Yo siempre fui un apasionado, y entusiasmado; todo eso y mucho más por el lenguaje musical. Sin embargo nunca tuve el don para cualquiera de sus matices; sin voz, ni talento para tocar ningún instrumento. Pero fue en mi estado anestésico que vivía una especie de abducción hacia algún plano “místico”, ¿sería eso? No lo sé. Era todo muy alegórico, mágico tal vez. Realmente no sabré definir, pero obtuve durante ese estado, una simbiosis de sentidos. Allí presencié con claridad todas las notas musicales, su lenguaje, sus acordes. En una completitud de todos los sentidos. Los instrumentos, uno por uno, se presentaban para mí y me enseñaban todo el potencial que un ignorante como yo podría alcanzar el virtuosismo

Este enlace con el arte de la música quedó en mi memoria por cerca de tres días. Si no estuviera todo entubado y prácticamente inmovilizado, y tuviera acceso a algún instrumento, tengo la certeza absoluta que allí mismo entre los lechos, y los enfermos sería capaz de ministrar un hermoso concierto.

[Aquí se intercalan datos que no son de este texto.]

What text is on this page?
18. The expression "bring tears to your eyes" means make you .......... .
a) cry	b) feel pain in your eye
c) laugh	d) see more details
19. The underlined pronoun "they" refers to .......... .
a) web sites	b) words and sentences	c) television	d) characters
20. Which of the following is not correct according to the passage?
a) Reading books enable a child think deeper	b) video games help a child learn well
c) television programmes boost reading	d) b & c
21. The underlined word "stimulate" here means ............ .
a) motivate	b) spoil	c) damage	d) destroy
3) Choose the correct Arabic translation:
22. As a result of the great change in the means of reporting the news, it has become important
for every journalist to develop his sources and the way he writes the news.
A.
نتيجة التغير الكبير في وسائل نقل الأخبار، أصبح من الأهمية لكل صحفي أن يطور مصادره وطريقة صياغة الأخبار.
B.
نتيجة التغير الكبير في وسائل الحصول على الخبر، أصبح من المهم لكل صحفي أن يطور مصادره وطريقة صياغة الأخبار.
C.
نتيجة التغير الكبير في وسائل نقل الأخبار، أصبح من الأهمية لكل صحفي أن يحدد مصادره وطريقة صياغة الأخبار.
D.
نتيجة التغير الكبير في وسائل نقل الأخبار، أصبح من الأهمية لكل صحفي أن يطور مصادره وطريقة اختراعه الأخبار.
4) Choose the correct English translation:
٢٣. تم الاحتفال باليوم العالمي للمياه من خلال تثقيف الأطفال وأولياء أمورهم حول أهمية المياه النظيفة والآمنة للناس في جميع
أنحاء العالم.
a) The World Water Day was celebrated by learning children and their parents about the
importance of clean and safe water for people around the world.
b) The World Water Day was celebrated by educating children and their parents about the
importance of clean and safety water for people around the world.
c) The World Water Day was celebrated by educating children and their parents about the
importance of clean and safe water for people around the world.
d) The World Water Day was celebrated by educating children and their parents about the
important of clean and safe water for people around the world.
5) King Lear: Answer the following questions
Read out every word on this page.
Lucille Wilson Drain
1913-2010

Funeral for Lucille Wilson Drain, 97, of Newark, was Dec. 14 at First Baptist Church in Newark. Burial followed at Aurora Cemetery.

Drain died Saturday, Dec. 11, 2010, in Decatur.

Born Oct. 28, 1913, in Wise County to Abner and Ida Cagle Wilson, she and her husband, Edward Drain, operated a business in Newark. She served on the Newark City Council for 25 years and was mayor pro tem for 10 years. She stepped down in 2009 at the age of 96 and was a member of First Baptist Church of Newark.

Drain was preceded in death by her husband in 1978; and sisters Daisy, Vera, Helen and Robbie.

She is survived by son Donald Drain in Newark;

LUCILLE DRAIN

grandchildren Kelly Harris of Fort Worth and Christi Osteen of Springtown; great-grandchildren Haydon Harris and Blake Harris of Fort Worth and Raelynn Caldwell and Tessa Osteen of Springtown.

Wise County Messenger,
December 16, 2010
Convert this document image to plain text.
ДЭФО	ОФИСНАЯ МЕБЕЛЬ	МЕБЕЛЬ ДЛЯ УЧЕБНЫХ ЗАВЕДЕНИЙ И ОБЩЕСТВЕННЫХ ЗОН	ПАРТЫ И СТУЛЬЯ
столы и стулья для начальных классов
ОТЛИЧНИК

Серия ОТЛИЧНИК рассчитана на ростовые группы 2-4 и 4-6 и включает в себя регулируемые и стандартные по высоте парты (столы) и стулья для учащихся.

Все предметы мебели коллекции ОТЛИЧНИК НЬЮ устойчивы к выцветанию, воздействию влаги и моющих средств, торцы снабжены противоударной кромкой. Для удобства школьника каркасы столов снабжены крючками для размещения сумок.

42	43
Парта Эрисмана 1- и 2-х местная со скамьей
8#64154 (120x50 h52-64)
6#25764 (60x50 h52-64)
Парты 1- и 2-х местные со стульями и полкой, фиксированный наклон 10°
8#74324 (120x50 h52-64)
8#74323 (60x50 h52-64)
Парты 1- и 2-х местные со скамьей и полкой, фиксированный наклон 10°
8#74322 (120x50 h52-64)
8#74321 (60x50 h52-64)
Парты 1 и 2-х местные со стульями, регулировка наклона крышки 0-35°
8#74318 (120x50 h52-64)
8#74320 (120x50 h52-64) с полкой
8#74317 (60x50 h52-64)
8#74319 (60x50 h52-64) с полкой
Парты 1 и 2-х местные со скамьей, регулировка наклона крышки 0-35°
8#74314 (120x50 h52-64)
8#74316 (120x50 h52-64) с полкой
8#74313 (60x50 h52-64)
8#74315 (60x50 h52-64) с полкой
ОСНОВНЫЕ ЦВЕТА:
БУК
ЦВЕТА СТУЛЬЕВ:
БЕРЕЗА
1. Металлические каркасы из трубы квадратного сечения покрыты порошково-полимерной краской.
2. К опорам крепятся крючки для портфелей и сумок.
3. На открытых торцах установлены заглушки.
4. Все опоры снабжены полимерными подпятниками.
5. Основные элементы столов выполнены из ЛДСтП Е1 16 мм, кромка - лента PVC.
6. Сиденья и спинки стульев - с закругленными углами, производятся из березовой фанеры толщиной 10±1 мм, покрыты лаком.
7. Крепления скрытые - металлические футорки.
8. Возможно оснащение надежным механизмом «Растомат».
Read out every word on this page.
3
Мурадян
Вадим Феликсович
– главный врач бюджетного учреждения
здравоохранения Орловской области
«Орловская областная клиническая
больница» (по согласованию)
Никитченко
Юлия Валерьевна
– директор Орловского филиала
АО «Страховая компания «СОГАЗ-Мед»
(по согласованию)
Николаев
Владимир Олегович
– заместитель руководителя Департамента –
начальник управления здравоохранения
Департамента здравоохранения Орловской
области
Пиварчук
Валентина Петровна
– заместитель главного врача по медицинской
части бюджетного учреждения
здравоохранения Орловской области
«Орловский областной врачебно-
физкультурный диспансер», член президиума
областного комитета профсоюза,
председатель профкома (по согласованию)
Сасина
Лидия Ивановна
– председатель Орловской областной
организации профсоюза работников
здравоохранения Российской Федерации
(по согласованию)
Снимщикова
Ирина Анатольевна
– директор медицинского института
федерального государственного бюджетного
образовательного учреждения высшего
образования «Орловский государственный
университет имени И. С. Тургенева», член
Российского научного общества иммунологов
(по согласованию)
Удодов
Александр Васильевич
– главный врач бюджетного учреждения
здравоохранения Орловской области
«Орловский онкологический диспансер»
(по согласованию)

Las secuelas dejadas por esta segunda intervención quirúrgica fueron y han sido mucho más dolorosas para mí. Se me amputó alrededor de 10 cm de la mandíbula. — toda parte frontal del hueso. — El corte no cicatrizado cuando el implante del un asta de acero continuó abierto. Intentaron hacer un injerto con la piel de mi pectoral, pero no obtuvieron éxito. Dejando una cicatriz horrenda con cerca de 30% de diámetro en el pecho izquierdo, llevando con ella el pezón. Sólo dos años más tarde a través de una cirugía plástica fue finalmente cerrada, con otra agresión física, al quitar la piel del omoplata pasando sobre la clavícula hasta el anti-brazo derecho, y otra cicatriz de 22 cm. También fue removido el tendón del brazo derecho para injerto en el labio inferior para retención de alimento, ya que hasta agua, al ingerir, retornaba por falta de sustentación muscular en la boca. Alimentación sólo por sonda durante 18 meses. En fin, hoy me alimento sólo de vitaminas de fruta y sopa de verduras, todos líquidos, vía bisnaga, y o, biberón, como los bebés. Con la tráquea abierta a través de la cánula, por igual período, las cuerdas vocales atrofiaron, perdiendo la articulación de las palabras, perdiendo cerca del 80% de claridad en la voz. Bueno, como dije arriba, con otras palabras, pero que da en el mismo: ¡no hay bien que siempre dure ni mal que nunca acabe!

Luego de que todas esas molestias me dejan por lo menos me muevo, en 2016, gradué, también, en Historia, (vía EaD). Y auto-edité mis dos libros: una novela y uno de cuentos. Algunos cuentos míos ganaron premios en concursos literarios; otras tantas menciones honrosas; otros están editados en antologías diversas. Y por fin una cierta deshonra personal: yo que tenía el hablar como herramienta de trabajo me convertí en un precoz jubilado por invalidez.

Y para finalizar con un mensaje de optimismo; hagamos de cuenta que un ser supremo y poderoso nos da una compensación por todo lo mal que sucede con nosotros. Algo como: “Ven acá, tu vida está una mierda? Entonces toma aquí ese poder de curar y revivir para compensar”.

No importa donde usted se detuvo, en qué momento de la vida usted cansado. Reanudar es dar una nueva oportunidad a ti mismo, es renovar las esperanzas en la vida y lo más importante, creer en ti de nuevo !!! La vida tiene 4 sentidos: Amar, Sofrer, Luchar y Vencer. ¿Quién Ama … Sufrió. ¿Quién Sufre … Lucha. ¿Quién Lucha … Vence. Por eso Ame Mucho. Sofra Poco. Lucha Bastante. ¡Y VENGA SIEMPRE !!!